Huldrych Zwingli, the Revolutionary
Huldrych Zwingli came to Zurich in 1519 to work as a pastor, and he began to preach a whole new interpretation of the Word of God. He shared Martin Luther’s view that everything that was not mentioned in the original version of the Bible should be banned from religious life. Thus he did away with holy images, singing hymns and fasting for Lent in the churches, and spoke out against the veneration of relics, celibacy and the Eucharist. In addition, he sought to eliminate the selling of indulgences and the practice of mercenary soldiers.

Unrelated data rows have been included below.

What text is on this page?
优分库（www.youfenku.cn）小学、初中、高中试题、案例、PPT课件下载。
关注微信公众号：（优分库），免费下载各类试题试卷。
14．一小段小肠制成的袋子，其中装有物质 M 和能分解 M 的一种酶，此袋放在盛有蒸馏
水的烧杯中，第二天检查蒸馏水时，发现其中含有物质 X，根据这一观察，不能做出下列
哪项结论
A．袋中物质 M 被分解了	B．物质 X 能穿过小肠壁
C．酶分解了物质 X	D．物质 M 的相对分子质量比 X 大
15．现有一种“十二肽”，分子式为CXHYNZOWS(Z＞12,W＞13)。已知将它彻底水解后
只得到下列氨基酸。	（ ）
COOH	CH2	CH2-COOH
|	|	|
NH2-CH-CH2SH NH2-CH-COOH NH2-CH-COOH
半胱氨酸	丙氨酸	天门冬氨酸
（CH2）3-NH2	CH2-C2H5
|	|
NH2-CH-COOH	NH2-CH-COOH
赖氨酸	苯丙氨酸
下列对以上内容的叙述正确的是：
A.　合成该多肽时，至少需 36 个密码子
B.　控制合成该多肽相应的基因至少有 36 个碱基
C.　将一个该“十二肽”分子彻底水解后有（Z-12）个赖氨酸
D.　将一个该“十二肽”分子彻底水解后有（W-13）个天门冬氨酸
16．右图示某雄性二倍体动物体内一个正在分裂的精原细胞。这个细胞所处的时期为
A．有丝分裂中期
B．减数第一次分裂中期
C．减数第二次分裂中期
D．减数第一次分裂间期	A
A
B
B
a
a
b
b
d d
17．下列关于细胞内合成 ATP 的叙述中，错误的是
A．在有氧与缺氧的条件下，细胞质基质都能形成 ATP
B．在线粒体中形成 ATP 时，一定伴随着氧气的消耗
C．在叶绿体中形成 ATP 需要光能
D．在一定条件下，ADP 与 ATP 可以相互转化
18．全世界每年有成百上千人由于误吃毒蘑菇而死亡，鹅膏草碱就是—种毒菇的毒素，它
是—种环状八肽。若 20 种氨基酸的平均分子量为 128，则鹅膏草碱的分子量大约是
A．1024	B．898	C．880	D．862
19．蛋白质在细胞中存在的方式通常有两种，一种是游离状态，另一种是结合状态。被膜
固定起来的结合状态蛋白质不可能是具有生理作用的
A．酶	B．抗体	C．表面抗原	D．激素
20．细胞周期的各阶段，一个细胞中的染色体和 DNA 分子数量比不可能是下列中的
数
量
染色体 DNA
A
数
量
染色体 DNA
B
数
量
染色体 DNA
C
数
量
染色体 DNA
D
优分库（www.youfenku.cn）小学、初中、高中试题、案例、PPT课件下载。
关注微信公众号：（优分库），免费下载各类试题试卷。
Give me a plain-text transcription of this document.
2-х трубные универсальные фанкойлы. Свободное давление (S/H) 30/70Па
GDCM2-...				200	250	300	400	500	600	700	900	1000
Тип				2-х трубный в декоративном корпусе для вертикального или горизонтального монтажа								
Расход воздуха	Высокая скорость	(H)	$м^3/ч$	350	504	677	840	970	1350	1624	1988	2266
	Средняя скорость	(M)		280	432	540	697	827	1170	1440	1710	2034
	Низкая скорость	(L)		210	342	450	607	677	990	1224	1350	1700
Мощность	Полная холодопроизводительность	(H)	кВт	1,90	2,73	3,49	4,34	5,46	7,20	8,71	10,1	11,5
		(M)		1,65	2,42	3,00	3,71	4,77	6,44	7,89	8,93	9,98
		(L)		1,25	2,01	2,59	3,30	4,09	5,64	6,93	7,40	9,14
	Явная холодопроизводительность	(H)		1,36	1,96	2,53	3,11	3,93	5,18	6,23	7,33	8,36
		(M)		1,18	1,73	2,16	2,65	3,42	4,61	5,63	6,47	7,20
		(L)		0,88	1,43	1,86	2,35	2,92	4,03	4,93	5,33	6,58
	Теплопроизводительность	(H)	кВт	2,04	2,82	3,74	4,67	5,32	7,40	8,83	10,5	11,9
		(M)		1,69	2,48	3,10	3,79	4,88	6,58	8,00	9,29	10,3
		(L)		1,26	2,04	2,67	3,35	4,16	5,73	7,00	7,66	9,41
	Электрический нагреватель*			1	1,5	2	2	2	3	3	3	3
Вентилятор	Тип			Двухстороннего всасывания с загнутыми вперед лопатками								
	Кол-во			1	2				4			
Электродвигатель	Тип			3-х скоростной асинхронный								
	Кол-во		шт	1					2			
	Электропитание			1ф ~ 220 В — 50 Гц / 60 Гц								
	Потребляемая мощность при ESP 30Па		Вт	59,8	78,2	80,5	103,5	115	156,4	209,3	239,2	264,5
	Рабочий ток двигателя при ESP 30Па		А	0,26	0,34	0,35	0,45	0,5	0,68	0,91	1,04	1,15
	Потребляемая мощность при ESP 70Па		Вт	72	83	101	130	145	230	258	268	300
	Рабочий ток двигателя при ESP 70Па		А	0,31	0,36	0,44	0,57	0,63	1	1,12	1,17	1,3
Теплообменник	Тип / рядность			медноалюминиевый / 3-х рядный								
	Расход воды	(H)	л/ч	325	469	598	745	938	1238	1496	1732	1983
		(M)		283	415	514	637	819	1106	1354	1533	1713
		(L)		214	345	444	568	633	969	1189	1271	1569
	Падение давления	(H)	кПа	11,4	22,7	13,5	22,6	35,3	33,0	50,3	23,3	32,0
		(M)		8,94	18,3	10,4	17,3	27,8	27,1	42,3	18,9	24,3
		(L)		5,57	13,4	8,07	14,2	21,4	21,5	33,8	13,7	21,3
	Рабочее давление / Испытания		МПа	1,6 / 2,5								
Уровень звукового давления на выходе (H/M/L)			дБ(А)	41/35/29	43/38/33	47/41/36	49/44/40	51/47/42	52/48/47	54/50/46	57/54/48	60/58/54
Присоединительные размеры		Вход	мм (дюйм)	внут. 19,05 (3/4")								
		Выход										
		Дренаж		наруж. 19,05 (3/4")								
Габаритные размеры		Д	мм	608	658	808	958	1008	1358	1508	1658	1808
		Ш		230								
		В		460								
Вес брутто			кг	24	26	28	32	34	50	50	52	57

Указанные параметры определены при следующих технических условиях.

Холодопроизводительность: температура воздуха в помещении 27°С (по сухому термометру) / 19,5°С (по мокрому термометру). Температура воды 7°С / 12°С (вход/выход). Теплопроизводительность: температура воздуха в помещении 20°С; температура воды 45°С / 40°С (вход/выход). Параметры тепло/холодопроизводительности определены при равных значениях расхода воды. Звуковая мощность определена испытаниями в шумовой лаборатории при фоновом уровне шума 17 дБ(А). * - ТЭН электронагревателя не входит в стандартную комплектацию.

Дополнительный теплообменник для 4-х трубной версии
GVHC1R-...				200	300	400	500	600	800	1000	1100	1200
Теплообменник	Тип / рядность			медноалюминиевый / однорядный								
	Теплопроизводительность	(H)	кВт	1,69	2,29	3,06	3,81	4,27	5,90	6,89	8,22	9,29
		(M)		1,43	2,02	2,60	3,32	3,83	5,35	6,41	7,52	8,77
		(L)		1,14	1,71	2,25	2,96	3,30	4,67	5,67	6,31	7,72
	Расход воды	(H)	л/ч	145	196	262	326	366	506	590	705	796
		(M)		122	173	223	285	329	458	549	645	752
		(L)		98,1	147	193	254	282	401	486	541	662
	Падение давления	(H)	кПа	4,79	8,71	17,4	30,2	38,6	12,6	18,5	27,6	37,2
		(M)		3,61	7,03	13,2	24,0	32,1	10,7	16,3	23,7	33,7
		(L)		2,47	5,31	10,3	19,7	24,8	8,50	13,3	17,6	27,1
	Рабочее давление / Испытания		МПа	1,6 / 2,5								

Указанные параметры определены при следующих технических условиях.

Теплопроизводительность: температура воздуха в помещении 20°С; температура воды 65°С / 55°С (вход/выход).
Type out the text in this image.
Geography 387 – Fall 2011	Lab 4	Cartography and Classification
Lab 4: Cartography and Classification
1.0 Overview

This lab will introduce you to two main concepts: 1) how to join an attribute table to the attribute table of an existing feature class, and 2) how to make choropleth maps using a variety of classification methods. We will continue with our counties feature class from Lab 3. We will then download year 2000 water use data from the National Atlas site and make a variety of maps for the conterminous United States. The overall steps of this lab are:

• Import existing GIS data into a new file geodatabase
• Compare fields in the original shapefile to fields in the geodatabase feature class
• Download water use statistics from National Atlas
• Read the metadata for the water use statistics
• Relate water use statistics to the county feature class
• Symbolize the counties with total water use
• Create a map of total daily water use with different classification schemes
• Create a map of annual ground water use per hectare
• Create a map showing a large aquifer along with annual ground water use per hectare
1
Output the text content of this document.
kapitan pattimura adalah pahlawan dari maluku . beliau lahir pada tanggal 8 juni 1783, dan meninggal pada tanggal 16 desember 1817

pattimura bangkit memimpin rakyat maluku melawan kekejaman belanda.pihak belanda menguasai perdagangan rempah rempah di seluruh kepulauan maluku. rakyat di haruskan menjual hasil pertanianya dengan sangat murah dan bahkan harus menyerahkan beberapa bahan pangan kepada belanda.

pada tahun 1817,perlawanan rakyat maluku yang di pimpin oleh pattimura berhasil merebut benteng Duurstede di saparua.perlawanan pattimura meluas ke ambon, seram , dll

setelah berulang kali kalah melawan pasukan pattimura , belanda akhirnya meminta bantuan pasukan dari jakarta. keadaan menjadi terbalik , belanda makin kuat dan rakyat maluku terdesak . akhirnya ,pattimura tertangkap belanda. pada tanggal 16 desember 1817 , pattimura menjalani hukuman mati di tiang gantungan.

From 1530, the citizens of Zurich were subjected to a whole series of strict moral mandates:
- the wearing of high-fitting clothing
- strict division of gender roles
- compulsory attendance at Sunday services
- closure of inns and taverns at 9.00pm
At first sight, this seems very strict and disagreeable, but at the same time these rules and regulations laid the foundations for the affluent Switzerland that we know today. Zwingli advocated a new work ethic – diligence, discipline, thrift and frugality – and introduced a social welfare system to look after the poorest and most disadvantaged people.
And while subsequently the first factories, new commercial enterprises and international trade established themselves in the Protestant areas, the Catholic cantons continued to be characterized by impoverished farming communities, which had to give their already meagre income to the all the more ostentatious Catholic churches.